You need to drive this car to discover its greatest weakness. I had a chance to drive two of them–an early 850i and a very late ’98 840Ci–and boy, are they different…
The 850i had a rather heavy engine and rather modest-sized wheels and tires (235/55 ZR 16). It drove like a boat on stormy waters, floating on tip-toes and feeling nose-heavy and very massive. The model I drove had one of the first steering wheels with an airbag, and it was surprisingly big for a sports car; certainly, it didn’t add any sportiness to the ride. And inside there was total silence, with minimal wind noise and nearly none at all from the engine and exhaust.
What was good about it? It was very well made, quite comfortable on harsh roads, and very fast. Not really sporty, for sure, but very, very quick.
I also spent some time behind the wheel of a 1992 Ford Thunderbird LX, and those memories popped up as I was driving the 850i. For me, the 850 was more of an evolution of the American personal luxury car than a real sporty coupe. It was like a guidebook for the designers of future Thunderbirds/Cougars and even Eldorados/Mark VIIIs. It showed those big, comfy coupes the way they would go as they grew out of their price brackets. Driving a V8 T-bird was in many ways very similar to driving the 850i. Both were big and comfy; quick, but not sporty; luxurious, but somehow not very charismatic. And that’s the biggest sin the BMW 8-Series carries upon its shoulders. It has neither the sex-appeal of a nimble sports coupe nor the refinement of such more mature personal luxury cars as the Bentley Continental GT.
Two years later I had a chance to do nearly 200 kilometers in an 840Ci. It was a much younger car equipped with the best engine available for that model, a light and very compact 4.4-liter V8, which was mated to a five-speed automatic gearbox. This car handled much better than 850i, as its lighter engine was located well back into the engine bay, behind the front axle and very low. It had slightly less power than the V12 (286 hp vs. 300 hp), but nearly the same torque–and a much better gearbox. That made a lot of difference to the driving experience.
With updated suspension and a lovely small, 3-spoke steering wheel, this car felt much more sporty than the earlier model. It rode on 17-inch alloys fitted with properly low-profile tires that greatly improved cornering and grip. In fact, it felt like a totally different car and I loved it very much. It did share one major flaw with the old 850i in that it was far too quiet. I’d love to hear more “V8 songs” than wind noise…
But you know what? This car makes me think: What would I buy TODAY, assuming I were a bloke capable of buying an 850i or 840Ci? For one thing, I’d be 20 years older, probably with grown-up kids who drove their own cars and mostly visited my house during spring break at university. My wife would have become a serious lady.

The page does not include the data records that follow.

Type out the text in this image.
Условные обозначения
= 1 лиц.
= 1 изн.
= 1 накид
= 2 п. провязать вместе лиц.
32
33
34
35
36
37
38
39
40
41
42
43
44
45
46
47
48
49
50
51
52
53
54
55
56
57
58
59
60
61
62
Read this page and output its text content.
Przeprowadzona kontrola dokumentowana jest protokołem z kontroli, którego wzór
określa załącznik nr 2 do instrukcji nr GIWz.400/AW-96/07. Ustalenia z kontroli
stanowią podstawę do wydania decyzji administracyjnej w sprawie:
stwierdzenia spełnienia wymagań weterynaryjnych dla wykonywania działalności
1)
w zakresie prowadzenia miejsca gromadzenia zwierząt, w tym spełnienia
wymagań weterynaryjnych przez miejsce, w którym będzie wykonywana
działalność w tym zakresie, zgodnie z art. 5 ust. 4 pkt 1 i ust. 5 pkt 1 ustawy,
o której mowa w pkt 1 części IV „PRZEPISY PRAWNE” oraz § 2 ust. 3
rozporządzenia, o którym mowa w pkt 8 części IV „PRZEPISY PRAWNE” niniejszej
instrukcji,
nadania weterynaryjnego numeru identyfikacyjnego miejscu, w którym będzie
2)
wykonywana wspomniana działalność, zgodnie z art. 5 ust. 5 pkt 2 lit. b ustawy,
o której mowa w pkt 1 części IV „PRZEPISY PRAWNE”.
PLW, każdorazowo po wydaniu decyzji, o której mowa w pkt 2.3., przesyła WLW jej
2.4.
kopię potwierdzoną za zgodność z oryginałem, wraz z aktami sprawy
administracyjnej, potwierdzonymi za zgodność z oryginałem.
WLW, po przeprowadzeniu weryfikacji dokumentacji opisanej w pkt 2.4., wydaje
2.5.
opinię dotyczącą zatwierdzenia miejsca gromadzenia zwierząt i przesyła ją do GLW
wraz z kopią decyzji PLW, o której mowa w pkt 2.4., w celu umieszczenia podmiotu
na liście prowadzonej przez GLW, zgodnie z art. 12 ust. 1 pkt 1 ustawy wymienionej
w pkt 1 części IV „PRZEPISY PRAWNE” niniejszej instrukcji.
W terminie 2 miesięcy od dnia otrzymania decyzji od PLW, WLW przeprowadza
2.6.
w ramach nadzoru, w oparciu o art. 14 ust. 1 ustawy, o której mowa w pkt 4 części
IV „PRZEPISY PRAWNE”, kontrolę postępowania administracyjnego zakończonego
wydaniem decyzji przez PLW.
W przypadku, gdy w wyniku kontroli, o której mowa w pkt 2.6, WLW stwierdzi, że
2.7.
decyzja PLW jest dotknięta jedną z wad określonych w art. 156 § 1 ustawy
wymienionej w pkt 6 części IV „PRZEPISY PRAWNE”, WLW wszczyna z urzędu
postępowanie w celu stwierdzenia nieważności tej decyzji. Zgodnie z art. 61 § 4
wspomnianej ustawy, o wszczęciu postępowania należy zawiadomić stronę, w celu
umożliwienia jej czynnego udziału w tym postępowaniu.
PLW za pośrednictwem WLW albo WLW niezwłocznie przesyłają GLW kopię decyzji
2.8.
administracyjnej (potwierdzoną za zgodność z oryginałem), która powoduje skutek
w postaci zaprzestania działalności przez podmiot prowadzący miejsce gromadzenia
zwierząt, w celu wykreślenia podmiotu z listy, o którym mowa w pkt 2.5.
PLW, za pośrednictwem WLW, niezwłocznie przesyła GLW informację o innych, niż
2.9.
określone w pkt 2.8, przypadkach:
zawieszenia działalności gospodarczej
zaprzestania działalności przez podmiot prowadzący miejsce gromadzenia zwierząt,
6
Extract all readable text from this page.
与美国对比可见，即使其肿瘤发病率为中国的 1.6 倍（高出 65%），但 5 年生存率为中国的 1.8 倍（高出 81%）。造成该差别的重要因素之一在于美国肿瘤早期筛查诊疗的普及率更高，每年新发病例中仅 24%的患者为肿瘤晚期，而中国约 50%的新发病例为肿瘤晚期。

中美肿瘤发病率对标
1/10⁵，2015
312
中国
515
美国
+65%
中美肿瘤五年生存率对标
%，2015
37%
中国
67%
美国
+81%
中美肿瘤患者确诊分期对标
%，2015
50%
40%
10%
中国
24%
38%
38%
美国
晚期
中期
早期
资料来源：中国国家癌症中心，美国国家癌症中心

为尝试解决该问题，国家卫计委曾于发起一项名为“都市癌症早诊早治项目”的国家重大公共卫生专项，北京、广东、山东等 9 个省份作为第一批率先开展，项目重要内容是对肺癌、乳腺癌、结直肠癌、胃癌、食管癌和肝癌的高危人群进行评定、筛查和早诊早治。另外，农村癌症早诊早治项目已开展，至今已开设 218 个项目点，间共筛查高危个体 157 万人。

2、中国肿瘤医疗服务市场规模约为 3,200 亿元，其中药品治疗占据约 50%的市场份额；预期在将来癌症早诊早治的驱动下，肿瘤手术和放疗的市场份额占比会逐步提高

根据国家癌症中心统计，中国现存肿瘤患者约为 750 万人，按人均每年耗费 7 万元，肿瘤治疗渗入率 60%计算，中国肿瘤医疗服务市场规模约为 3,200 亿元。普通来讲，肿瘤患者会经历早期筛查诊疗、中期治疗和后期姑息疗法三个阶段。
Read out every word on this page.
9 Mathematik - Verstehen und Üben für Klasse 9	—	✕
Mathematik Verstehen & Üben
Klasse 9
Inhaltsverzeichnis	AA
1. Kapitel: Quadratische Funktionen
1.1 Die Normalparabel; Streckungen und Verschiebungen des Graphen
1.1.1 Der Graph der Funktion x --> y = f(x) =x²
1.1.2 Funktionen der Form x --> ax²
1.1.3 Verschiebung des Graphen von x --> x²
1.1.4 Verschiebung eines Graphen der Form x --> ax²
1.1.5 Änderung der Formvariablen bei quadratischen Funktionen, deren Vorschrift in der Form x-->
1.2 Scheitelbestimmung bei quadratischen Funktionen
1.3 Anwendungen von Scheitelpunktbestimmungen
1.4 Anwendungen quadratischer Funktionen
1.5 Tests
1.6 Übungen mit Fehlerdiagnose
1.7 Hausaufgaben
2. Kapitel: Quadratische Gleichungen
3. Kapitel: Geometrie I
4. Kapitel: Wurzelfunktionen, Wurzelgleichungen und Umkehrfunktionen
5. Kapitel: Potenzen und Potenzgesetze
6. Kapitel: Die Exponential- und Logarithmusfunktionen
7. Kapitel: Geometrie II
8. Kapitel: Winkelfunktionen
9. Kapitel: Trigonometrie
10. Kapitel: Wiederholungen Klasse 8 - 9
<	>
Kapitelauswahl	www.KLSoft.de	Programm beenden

Or perhaps I, like some other men, would have to present my manhood to a subsequent trophy wife 20 years hence…what to choose from today’s showroom offerings?
One natural move would be a new 6-Series – bigger, less radical and far more luxurious than the recent “Bangle-styled” 6-Series. But will I? I don’t think so…
I think that the customers capable of buying such cars at the time have gone off in three distinct directions: Some went upmarket to a Bentley Continental GT or Porsche Panamera; some older buyers switched to higher-sitting SUVs like the BMW X6 and Porsche Cayenne, simply to avoid having to bend while getting inside; and others went into a niche occupied by the Mercedes CLS, BMW 6 series Gran Sport or Audi A7.
And what does that leave on the personal-luxury coupe battlefield? In my opinion, only the Mercedes CL series and Bentley Continental GT.
Meanwhile, today you can go out and buy a good 8-Series for anywhere from $10,000 to $20,000. Sounds like the bargain of the century, doesn’t it?